In a new memo published on his blog, Gates pushed back on a “doomsday view of climate change” that “nothing matters more than limiting the rise in temperature.”
“Although climate change will have serious consequences — particularly for people in the poorest countries — it will not lead to humanity’s demise,” he said, downplaying the deep risks scientists have warned us about for many years now. “People will be able to live and thrive in most places on Earth for the foreseeable future.”
It’s a “stunning” change in tone for a billionaire who has spent billions of dollars to bring awareness to the inevitable dangers of global warming.
Scientists have been clear: the climate crisis is nothing less than an existential threat for humanity, a global disaster whose consequences are already being felt around the world.
“There is no greater threat to developing nations than the climate crisis,” Penn Center for Science, Sustainability & the Media director Michael Mann told CNN.
Gates’ change in messaging is particularly concerning, considering the rapidly changing political landscape, with the billionaire class pulling support for climate action en masse.
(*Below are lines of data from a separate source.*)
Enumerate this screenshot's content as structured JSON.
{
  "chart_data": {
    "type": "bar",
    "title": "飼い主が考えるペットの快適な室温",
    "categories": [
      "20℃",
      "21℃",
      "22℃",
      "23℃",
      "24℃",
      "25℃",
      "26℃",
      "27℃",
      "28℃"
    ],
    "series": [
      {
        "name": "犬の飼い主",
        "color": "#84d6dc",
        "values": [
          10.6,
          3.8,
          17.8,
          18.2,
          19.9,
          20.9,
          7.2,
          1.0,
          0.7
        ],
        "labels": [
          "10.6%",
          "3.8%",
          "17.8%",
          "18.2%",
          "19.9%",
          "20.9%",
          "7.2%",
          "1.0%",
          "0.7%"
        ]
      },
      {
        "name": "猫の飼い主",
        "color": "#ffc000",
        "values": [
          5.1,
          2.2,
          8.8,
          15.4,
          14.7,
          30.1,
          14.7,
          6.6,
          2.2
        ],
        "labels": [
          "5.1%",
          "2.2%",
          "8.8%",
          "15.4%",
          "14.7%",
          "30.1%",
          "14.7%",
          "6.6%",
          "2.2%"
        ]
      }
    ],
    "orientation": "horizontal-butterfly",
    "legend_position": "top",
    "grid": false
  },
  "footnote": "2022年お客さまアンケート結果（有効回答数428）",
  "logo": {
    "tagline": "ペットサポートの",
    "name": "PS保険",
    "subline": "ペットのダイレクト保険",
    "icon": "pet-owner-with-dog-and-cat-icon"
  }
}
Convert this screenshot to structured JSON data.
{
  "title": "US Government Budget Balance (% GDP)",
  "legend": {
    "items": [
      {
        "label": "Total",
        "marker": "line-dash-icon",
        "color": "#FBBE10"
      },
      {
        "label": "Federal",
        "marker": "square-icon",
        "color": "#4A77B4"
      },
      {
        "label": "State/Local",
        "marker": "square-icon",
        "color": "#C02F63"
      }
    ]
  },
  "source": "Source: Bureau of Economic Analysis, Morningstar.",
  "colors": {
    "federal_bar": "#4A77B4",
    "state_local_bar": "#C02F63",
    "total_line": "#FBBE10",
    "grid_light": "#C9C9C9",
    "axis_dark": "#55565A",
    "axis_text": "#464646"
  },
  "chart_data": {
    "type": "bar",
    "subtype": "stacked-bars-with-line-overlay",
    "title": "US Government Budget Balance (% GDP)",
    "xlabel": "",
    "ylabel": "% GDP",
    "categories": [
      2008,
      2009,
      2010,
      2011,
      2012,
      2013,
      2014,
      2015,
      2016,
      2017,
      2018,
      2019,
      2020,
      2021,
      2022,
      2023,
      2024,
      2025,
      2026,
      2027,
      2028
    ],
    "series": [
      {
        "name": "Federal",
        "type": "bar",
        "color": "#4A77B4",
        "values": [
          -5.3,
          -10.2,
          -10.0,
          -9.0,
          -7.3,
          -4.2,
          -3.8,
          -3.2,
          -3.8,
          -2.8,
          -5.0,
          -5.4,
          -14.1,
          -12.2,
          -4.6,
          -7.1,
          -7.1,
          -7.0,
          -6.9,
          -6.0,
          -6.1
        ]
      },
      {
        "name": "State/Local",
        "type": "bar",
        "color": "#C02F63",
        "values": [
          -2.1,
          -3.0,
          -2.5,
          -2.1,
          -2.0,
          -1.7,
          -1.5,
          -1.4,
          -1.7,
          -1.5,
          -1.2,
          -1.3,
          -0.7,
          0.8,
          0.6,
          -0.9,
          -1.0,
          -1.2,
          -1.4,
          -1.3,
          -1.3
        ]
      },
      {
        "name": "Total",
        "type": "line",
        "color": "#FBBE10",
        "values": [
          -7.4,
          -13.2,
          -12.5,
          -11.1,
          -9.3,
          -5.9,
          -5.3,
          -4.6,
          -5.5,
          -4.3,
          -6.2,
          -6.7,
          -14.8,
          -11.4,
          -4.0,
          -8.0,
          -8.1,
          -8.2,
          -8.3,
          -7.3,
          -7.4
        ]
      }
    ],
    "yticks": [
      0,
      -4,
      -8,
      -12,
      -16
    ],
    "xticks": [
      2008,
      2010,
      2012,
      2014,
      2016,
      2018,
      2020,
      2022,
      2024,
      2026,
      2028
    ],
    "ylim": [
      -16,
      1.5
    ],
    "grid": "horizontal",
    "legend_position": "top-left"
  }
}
The Trump administration has actively attempted to scrub any information regarding climate change from agency websites, as part of president Donald Trump’s anti-science agenda.
“One could imagine this being a continuation of wanting to move to the center and not wanting to be a target of the Trump administration,” Inside Philanthropy editor David Callahan told NYT.
Experts particularly balked at Gates’ suggestion that we should help poor people instead of prioritizing the fight against climate change, saying it’s a false dichotomy deployed by climate skeptics.
“There is no reason to pit poverty reduction versus climate transformation,” Columbia University Center for Sustainable Development director Jeffrey Sachs told CNN, calling the memo “pointless, vague, unhelpful, and confusing.”